When a perfectly rigid wheel or cylinder rolls, without slipping, along a perfectly rigid horizontal surface, the contact between the two bodies is a line and the reaction force is then normal and collinear with the weight of the body. Since there is no tangential component of the force of reaction, there is no friction resisting the motion. Thus, theoretically, a wheel once set in motion must continue indefinitely. Experience, however, shows that the rolling also slows down. This shows that hypothetical pure rolling does not exist in practice. The surface of the rolling body and the supporting planes are always more or less deformed such that an ideal line of contact degenerates into an area of contact. This gives rise to some friction, known as rolling friction.
The harder the materials of the contact surfaces, the lesser will be deformation and the smaller will be the friction.
Since rolling friction is much smaller than sliding friction, vehicles are provided with wheels, and their axles are supported by ball bearings.
Rolling Friction Examples:
(1) Rolling a ball on the ground: When you roll a ball on the ground, it experiences rolling friction. The ball deforms slightly as it makes contact with the ground, and this deformation creates resistance that opposes the motion of the ball.
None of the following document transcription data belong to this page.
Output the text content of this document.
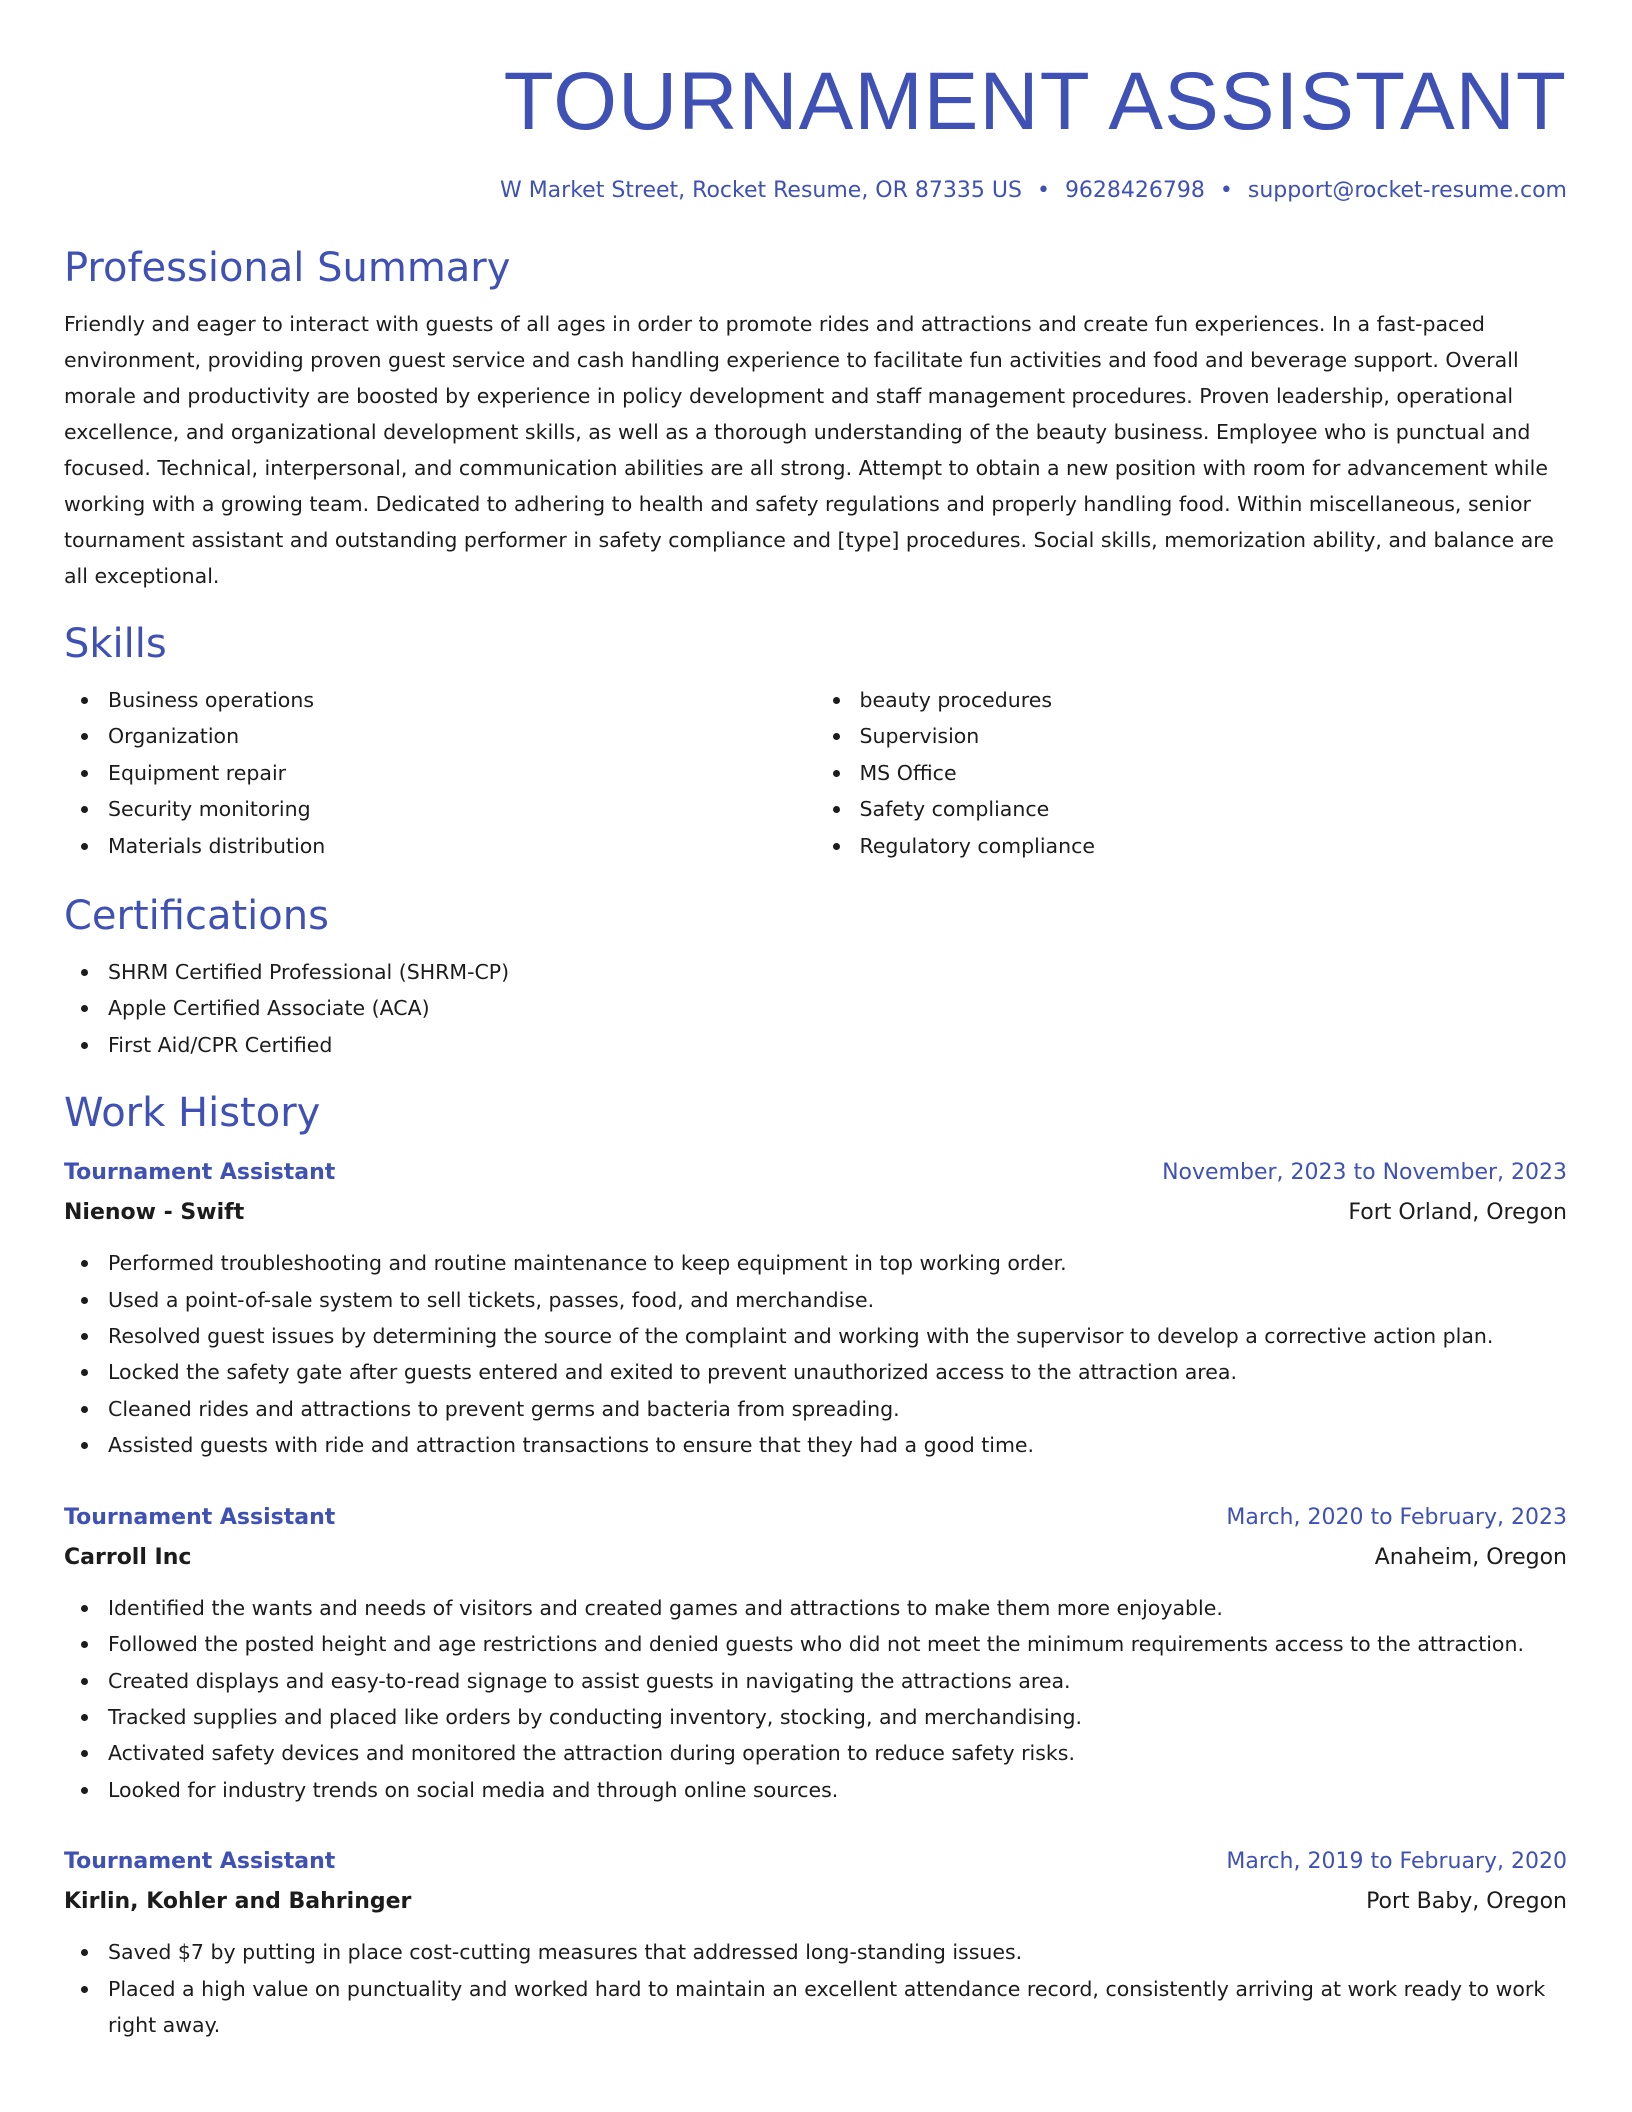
TOURNAMENT ASSISTANT
W Market Street, Rocket Resume, OR 87335 US • 9628426798 • support@rocket-resume.com
Professional Summary

Friendly and eager to interact with guests of all ages in order to promote rides and attractions and create fun experiences. In a fast-paced environment, providing proven guest service and cash handling experience to facilitate fun activities and food and beverage support. Overall morale and productivity are boosted by experience in policy development and staff management procedures. Proven leadership, operational excellence, and organizational development skills, as well as a thorough understanding of the beauty business. Employee who is punctual and focused. Technical, interpersonal, and communication abilities are all strong. Attempt to obtain a new position with room for advancement while working with a growing team. Dedicated to adhering to health and safety regulations and properly handling food. Within miscellaneous, senior tournament assistant and outstanding performer in safety compliance and [type] procedures. Social skills, memorization ability, and balance are all exceptional.

Skills
Business operations
Organization
Equipment repair
Security monitoring
Materials distribution
beauty procedures
Supervision
MS Office
Safety compliance
Regulatory compliance
Certifications
SHRM Certified Professional (SHRM-CP)
Apple Certified Associate (ACA)
First Aid/CPR Certified
Work History
Tournament Assistant	November, 2023 to November, 2023
Nienow - Swift	Fort Orland, Oregon
Performed troubleshooting and routine maintenance to keep equipment in top working order.
Used a point-of-sale system to sell tickets, passes, food, and merchandise.
Resolved guest issues by determining the source of the complaint and working with the supervisor to develop a corrective action plan.
Locked the safety gate after guests entered and exited to prevent unauthorized access to the attraction area.
Cleaned rides and attractions to prevent germs and bacteria from spreading.
Assisted guests with ride and attraction transactions to ensure that they had a good time.
Tournament Assistant	March, 2020 to February, 2023
Carroll Inc	Anaheim, Oregon
Identified the wants and needs of visitors and created games and attractions to make them more enjoyable.
Followed the posted height and age restrictions and denied guests who did not meet the minimum requirements access to the attraction.
Created displays and easy-to-read signage to assist guests in navigating the attractions area.
Tracked supplies and placed like orders by conducting inventory, stocking, and merchandising.
Activated safety devices and monitored the attraction during operation to reduce safety risks.
Looked for industry trends on social media and through online sources.
Tournament Assistant	March, 2019 to February, 2020
Kirlin, Kohler and Bahringer	Port Baby, Oregon
Saved $7 by putting in place cost-cutting measures that addressed long-standing issues.
Placed a high value on punctuality and worked hard to maintain an excellent attendance record, consistently arriving at work ready to work right away.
(2) Car tires on the road: Rolling friction is a significant factor in the movement of vehicles. When a car moves, the tires continuously deform and rebound as they roll over the road surface. This deformation generates rolling friction, which the engine must overcome to maintain speed.
(3) Bicycle riding: When you ride a bicycle, the tires experience rolling friction with the road. The tires compress and rebound as they roll, creating resistance that you need to pedal against.
(4) Skateboarding: A skateboard experiences rolling friction as its wheels roll over the ground. The wheels deform slightly and rebound, generating resistance that affects the skateboard’s speed and movement.
(5) Rolling suitcases: When you pull a rolling suitcase, it experiences rolling friction. The wheels on the suitcase deform and rebound as they roll over the floor, creating resistance that you must overcome to move the suitcase.
(6) Rollerblading or roller skating: In these activities, the wheels of the rollerblades or roller skates experience rolling friction with the ground. The wheels deform and rebound, generating resistance that affects the speed and movement of the skater.
These are just a few examples of rolling friction in everyday situations. Rolling friction is encountered in various mechanical systems and is an important factor to consider when designing vehicles, machinery, and other objects that involve rolling or rotational motion.